SILVANO AVELAR LEVA A POESIA, A MÚSICA E O SERTÃO DE PARACATU AO FLIPARACATU
Escritor, poeta, compositor e seresteiro paracatuense participa de três momentos da 4ª edição do festival, em uma programação que aproxima a literatura roseana da música e da memória cultural da cidade
A literatura encontra a música, a poesia encontra a memória e o sertão, mais uma vez, encontra espaço para se revelar em palavras e melodias. Na 4ª edição do FLIPARACATU, o escritor, poeta, compositor e seresteiro paracatuense Silvano Avelar terá presença confirmada em três momentos da programação, levando ao festival um pouco da produção literária e musical que nasce das raízes de Paracatu e dialoga com a obra de Guimarães Rosa e Afonso Arinos.
No dia 26 de agosto, quarta-feira, às 16 horas, Silvano participa da mesa “A influência de Guimarães Rosa nas composições de autores paracatuenses”, ao lado do confrade da Academia de Letras do Noroeste de Minas (ALNM), Isaías Nery, e de Edina Suely, representante do Coral Stella Maris.
A conversa reunirá também referências importantes da música produzida em Paracatu, com destaque para compositores como Heitor Campos Botelho, fundador do Grupo Sertões e Veredas, e Adailton Silva, o Didi, conhecido por sua participação e premiações em festivais realizados na cidade.
O Coral Stella Maris também fará parte desse encontro, apresentando músicas de seu novo álbum, em um repertório que carrega influências da obra roseana. Assim, a mesa promete revelar como as palavras de Guimarães Rosa atravessaram as páginas dos livros e encontraram novas formas de existência na música, na poesia e na criação artística de autores paracatuenses.
Ainda no dia 26, às 17 horas, logo após a mesa, Silvano Avelar estará na Central de Autógrafos, onde receberá leitores para uma conversa sobre sua trajetória e autografará os livros Praia do Macaco e Incontroversos. As duas obras também apresentam poemas e textos que estabelecem diálogos com o universo literário de Guimarães Rosa.

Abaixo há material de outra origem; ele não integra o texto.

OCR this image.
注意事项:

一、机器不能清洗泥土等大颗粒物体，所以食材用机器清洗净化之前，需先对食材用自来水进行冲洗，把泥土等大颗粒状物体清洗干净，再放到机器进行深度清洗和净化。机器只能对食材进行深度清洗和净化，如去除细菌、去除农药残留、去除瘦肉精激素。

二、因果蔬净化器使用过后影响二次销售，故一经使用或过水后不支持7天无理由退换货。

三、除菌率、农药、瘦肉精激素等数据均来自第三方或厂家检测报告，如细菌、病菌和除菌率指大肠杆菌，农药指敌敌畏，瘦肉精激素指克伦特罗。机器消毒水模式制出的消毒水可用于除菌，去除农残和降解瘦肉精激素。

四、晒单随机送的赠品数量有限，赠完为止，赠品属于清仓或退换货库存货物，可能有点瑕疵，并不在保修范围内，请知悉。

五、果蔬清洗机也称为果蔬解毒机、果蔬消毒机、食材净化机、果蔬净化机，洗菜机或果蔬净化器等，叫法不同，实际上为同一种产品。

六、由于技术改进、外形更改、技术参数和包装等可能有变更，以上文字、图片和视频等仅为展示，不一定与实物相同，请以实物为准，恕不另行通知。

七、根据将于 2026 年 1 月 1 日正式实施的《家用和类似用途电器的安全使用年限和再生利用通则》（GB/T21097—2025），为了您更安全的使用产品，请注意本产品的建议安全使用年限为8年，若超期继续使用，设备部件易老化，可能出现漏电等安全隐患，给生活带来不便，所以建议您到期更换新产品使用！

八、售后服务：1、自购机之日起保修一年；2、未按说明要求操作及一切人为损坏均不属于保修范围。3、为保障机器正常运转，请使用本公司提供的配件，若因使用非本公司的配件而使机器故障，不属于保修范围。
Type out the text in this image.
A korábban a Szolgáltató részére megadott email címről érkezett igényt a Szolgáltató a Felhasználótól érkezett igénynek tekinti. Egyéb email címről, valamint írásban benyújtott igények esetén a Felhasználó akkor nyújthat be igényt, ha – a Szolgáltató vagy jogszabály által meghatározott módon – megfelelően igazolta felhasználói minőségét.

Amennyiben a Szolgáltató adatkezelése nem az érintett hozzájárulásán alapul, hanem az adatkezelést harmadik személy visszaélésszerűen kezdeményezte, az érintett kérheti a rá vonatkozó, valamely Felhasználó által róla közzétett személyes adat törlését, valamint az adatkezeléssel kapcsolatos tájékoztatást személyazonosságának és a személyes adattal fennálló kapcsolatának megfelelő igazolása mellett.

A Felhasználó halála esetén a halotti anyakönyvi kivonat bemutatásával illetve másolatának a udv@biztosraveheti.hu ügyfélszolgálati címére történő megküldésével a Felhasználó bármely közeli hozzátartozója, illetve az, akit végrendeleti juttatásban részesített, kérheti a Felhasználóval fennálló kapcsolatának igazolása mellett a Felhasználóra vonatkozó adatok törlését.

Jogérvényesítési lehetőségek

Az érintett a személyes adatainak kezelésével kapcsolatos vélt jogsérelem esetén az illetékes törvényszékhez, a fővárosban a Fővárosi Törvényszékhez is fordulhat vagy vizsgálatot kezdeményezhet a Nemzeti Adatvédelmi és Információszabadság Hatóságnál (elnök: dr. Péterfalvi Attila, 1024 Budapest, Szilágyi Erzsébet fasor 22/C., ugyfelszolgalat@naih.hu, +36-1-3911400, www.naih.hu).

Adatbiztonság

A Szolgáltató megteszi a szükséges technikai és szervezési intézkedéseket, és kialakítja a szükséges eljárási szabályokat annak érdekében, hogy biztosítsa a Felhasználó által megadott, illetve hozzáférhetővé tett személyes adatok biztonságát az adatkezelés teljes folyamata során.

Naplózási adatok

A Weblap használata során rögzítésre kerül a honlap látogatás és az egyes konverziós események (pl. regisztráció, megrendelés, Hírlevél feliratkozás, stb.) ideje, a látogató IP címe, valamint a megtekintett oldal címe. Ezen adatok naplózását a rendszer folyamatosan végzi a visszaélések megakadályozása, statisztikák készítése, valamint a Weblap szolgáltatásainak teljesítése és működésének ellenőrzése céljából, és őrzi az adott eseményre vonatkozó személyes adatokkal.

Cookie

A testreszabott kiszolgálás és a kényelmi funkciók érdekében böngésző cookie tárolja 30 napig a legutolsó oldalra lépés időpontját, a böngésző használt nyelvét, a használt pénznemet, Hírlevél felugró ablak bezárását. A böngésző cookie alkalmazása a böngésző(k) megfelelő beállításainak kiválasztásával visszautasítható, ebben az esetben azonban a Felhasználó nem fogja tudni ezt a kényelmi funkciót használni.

O sertão cantado em serenata
A participação de Silvano no FLIPARACATU continua no sábado, 29 de agosto, a partir das 18 horas, com o Paracatu em Serenata. Acompanhado pelos Seresteiros da Lyra Paracatuense, ele participará de um percurso que terá início no Largo do Rosário e seguirá até a Casa Paracatu.
Pelas ruas da cidade histórica, a serenata irá transformar a noite em território de música e memória. O repertório será marcado por canções relacionadas ao universo sertanista de Guimarães Rosa e Afonso Arinos, reunindo clássicos como Travessia e Cálix Bento, de Milton Nascimento, além de Luar do Sertão, Tocando em Frente, Romaria, Casinha Branca e outras canções que fazem parte da memória afetiva brasileira.
Também já confirmaram presença os cantores paracatuenses Thuyan, Jaeder e Débora, além dos demais integrantes do grupo.
Para Silvano Avelar, participar do festival representa uma oportunidade especial de aproximar literatura e música e, sobretudo, reafirmar a força da produção cultural de Paracatu.
“É um prazer ímpar participar de um evento desta magnitude. Primeiro porque sou leitor e fã da obra de Guimarães Rosa. Segundo porque estamos aliando a prosa roseana com a música. O próprio escritor já admitiu a presença da musicalidade em sua obra, que é cantada em prosa e verso por vários compositores brasileiros.”
O escritor também destaca a importância de Paracatu como território de criação artística e de diálogo permanente com a literatura.
“Paracatu é um reduto de grandes compositores, poetas e escritores que bebem e beberam na fonte de Guimarães e do nosso Afonso Arinos. Aqui, mais que o ‘sertão está dentro de nós’. O sertão é a nossa morada.”
Entre livros, canções, vozes e caminhos, Silvano Avelar chega ao FLIPARACATU para celebrar justamente essa identidade: um sertão que não é apenas paisagem, mas sentimento, memória e linguagem. Um sertão que se escreve, se lê e também se canta.
De 26 a 30 de agosto, Paracatu recebe a 4ª edição do FLIPARACATU, e, entre tantos encontros proporcionados pelo festival, a presença de Silvano Avelar reafirma uma das maiores riquezas da cidade: a capacidade de transformar suas raízes em arte e fazer da cultura uma ponte entre passado, presente e futuro.